Threads now has more daily usage on mobile devices than Elon Musk’s X, TechCrunch reported Sunday (Jan. 18), citing data from Similarweb.
Meta introduced Threads, a text-based app seen as its answer to Twitter/X, in 2023. Although X, formerly Twitter, still beats Threads among web-based users, the Threads mobile app has seen a continued increase in daily active users over the last several months, the report said.
The data shows that Threads had 141.5 million daily active users on iOS and Android as of Jan. 7, following months of growth, while X has 125 million daily active mobile users. By contrast, Threads has had little traction among web-based users, while X’s audience on that front is around 150 million user visits each day.

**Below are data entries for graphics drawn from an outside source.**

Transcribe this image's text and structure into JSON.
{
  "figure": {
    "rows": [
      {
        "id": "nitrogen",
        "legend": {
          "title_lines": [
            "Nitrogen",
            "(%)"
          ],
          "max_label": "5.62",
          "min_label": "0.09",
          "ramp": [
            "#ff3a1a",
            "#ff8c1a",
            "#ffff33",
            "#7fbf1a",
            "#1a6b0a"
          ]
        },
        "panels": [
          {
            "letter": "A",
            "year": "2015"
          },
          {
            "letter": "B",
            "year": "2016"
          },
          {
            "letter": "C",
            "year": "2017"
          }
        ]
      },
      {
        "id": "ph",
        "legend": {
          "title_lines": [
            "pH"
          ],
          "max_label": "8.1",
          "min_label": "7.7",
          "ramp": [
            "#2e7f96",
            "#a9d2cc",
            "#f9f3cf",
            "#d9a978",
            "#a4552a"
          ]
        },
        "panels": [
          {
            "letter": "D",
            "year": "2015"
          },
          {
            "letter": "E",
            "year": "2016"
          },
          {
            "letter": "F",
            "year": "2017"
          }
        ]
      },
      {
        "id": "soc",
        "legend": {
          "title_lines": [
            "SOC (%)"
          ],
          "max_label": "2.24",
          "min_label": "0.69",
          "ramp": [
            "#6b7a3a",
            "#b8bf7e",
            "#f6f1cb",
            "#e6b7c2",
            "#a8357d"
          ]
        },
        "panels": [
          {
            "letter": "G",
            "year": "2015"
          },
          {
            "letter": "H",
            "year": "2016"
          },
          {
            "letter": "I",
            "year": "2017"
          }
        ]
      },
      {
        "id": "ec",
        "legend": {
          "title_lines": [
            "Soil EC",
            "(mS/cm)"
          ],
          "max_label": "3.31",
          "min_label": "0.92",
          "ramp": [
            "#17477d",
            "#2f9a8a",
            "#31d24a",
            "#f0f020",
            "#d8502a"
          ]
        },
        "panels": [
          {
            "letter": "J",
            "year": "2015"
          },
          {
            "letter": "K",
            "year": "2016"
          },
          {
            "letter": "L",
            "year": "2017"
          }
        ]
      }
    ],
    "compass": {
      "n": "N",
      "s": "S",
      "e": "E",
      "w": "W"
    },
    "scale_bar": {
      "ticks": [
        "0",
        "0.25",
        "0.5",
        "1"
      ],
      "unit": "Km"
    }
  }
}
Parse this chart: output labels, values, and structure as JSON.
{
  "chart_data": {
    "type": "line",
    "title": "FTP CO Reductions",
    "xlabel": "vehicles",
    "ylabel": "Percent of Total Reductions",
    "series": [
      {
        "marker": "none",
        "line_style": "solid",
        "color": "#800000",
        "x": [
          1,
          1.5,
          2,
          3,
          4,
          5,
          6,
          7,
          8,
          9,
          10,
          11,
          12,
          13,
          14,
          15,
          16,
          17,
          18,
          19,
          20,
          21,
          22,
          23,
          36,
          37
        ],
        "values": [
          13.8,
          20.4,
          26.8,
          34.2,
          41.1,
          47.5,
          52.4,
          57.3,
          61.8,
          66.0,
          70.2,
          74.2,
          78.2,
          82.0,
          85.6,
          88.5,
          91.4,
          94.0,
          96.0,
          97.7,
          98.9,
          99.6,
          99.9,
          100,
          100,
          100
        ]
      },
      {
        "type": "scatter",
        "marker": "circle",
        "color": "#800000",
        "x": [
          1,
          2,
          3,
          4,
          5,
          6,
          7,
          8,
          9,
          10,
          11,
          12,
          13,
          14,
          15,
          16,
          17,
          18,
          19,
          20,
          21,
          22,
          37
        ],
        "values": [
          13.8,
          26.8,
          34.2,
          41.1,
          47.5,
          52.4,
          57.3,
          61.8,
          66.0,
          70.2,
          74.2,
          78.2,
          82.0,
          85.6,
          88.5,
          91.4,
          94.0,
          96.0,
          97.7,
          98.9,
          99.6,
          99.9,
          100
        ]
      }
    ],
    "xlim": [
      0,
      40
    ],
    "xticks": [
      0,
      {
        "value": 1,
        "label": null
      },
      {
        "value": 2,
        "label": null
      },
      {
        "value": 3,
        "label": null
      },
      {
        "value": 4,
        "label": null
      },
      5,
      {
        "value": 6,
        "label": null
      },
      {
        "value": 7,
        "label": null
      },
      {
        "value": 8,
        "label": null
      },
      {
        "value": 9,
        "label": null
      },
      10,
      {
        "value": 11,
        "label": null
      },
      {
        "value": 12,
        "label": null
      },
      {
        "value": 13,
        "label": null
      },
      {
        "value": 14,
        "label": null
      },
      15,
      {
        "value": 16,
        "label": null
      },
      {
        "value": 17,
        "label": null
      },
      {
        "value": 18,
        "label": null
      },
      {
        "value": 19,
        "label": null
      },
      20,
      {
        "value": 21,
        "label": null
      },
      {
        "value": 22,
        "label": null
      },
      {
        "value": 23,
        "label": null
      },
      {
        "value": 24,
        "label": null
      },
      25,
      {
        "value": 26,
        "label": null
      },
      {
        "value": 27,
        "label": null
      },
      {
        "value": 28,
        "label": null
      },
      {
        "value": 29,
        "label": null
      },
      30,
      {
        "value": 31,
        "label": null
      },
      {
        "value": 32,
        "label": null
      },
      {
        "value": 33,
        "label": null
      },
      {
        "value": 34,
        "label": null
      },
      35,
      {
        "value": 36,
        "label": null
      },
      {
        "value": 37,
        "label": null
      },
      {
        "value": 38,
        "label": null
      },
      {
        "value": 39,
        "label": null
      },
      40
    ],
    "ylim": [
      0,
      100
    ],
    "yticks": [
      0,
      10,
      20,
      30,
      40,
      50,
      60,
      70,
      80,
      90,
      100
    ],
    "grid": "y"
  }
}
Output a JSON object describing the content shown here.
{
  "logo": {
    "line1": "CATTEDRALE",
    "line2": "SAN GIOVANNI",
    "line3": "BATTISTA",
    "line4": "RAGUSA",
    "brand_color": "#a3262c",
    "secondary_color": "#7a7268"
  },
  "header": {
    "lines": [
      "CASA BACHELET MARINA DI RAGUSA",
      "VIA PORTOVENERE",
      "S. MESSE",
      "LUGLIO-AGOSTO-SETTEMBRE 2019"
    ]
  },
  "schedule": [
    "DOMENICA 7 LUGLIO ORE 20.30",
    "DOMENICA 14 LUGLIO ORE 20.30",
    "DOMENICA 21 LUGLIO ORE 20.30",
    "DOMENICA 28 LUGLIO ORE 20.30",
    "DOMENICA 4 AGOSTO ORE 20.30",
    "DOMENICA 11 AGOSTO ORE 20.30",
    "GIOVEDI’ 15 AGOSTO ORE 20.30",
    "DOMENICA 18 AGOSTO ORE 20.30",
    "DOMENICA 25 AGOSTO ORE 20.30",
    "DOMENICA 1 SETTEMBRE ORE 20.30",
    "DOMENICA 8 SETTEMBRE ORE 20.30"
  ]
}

According to the report, this growth seems to be due to longer-term trends, rather than a response to recent controversies surrounding X. These include the discovery that some users were employing Grok, the platform’s AI system, to generate nonconsensual nude images of women, including minors.
Concern around the deepfake images has led California’s attorney general to open an investigation into Grok, following similar investigations by other regions worldwide.
Meanwhile, Musk said earlier this month that X would open its new algorithm to the public, a change that includes all code for organic and advertising post recommendations.
In other Meta news, PYMNTS wrote last week about Meta Compute, the company’s new artificial intelligence (AI) initiative aimed at centralizing and supercharging its data center and AI infrastructure build-out.
CEO Mark Zuckerberg announced that Meta Compute will create tens of gigawatts of computing capacity this decade, with the goal of scaling to hundreds of gigawatts over time, energy levels comparable to the kind found in small countries.
As PYMNTS reported, the effort puts leadership for data center design, supply chain partnerships and strategic capacity planning under an organization co-led by company vets Santosh Janardhan and Daniel Gross, with guidance from freshly appointed President Dina Powell McCormick, a former adviser to the Trump White House.
“Meta’s push comes as the company seeks to catch up with AI heavyweights like Google, Microsoft and OpenAI,” the report added. “Last year’s Llama 4 model received a lukewarm market response, and Meta is now betting that owning larger swaths of compute, paired with reliable energy procurement, will yield strategic advantage.”